D’ailleurs, frères, nous le savons : bien des bourreaux furent d’abord des victimes, et bien des victimes sont d’anciens bourreaux.

Ainsi, chrétiens, c’est-à-dire plongés dans le baptême au nom du Seigneur, nous formons une communauté de graciés : pour les péchés que nous avons commis ou pour ceux que nous aurions pu commettre.

Nous ne pouvons plus écraser de notre mépris ceux d’entre nous qui se sont avilis et dégradés : nous sommes tous solidaires, appelés à la conversion et au pardon, responsables les uns des autres pour la sanctification de tout le corps.

Cet amour de miséricorde mutuelle à l’image de celle du Seigneur qui nous enveloppe et nous unit peut seul dissiper les rivalités et les jalousies entre nous et nous ouvrir ensemble à l’accueil de tous nos frères humain, pour qui aussi le Christ a souffert jusqu’à la mort.

L’autre homme, celui qui ne connaît pas le Christ et demeure sous la loi désespérante du péché et de l’impossible justification de soi-même, est pourtant mon semblable, puisque je ne suis sauvé de cette loi que par grâce.
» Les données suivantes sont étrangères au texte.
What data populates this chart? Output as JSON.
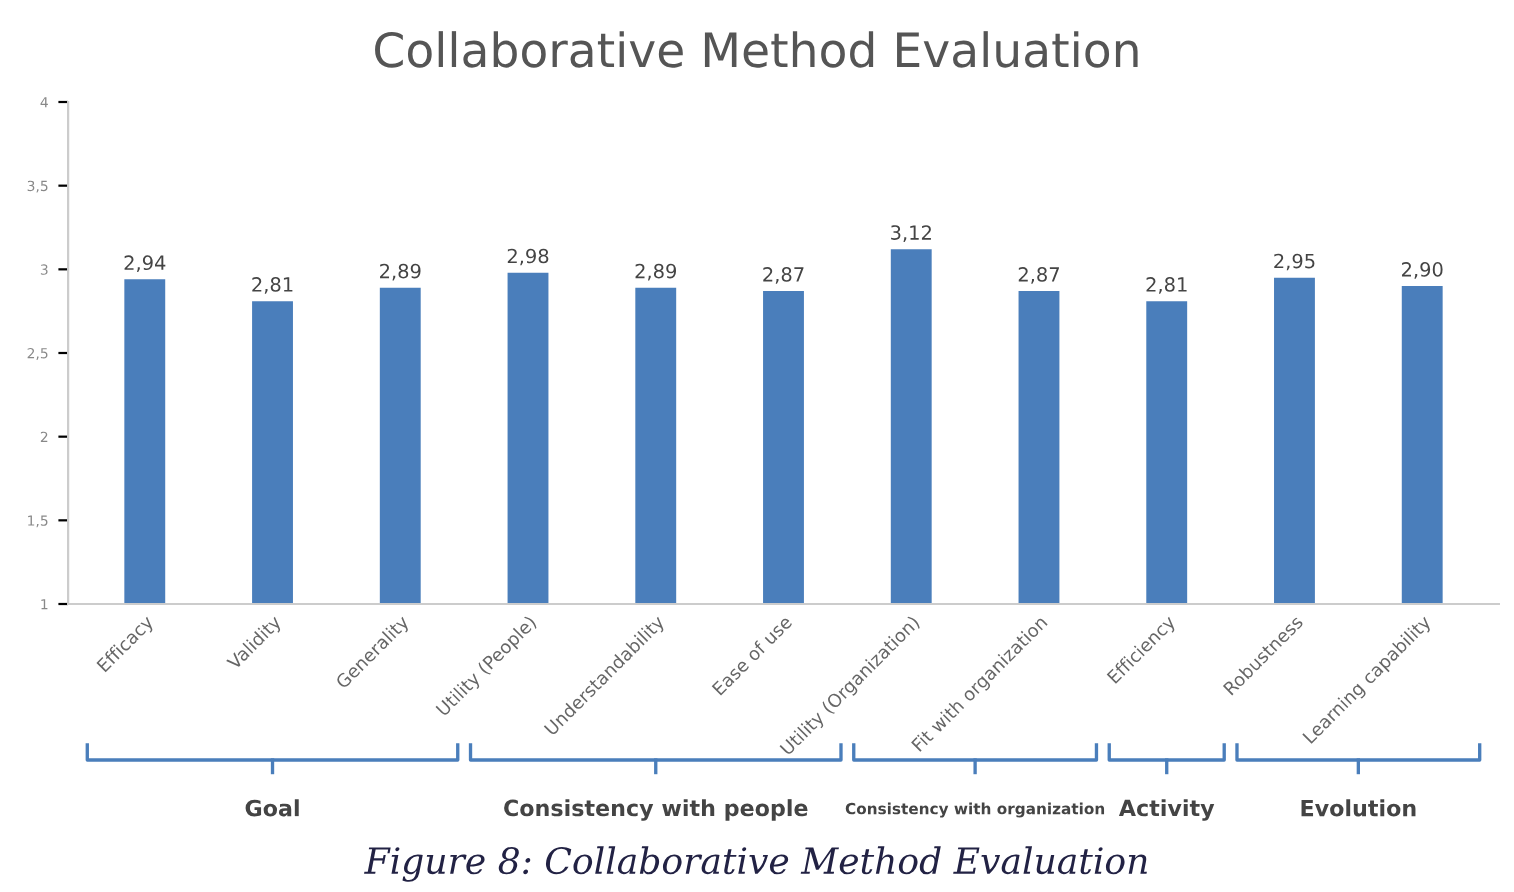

Il est un autre moi-même pour qui je dois donner ma vie comme le Christ, avec lui.

Les chrétiens n’ont pas d’uniforme : ils n’en ont pas besoin pour se reconnaître entre eux ni pour se manifester tels aux yeux des autres hommes.

C’est l’amour de miséricorde de Dieu qui, par la puissance de la résurrection du Christ, les unit et leur donne d’aimer jusqu’à leurs ennemis, en sorte que les hommes peuvent le voir : Dieu s’est fait l’un des nôtres afin que tous soient à lui pour la vie éternelle.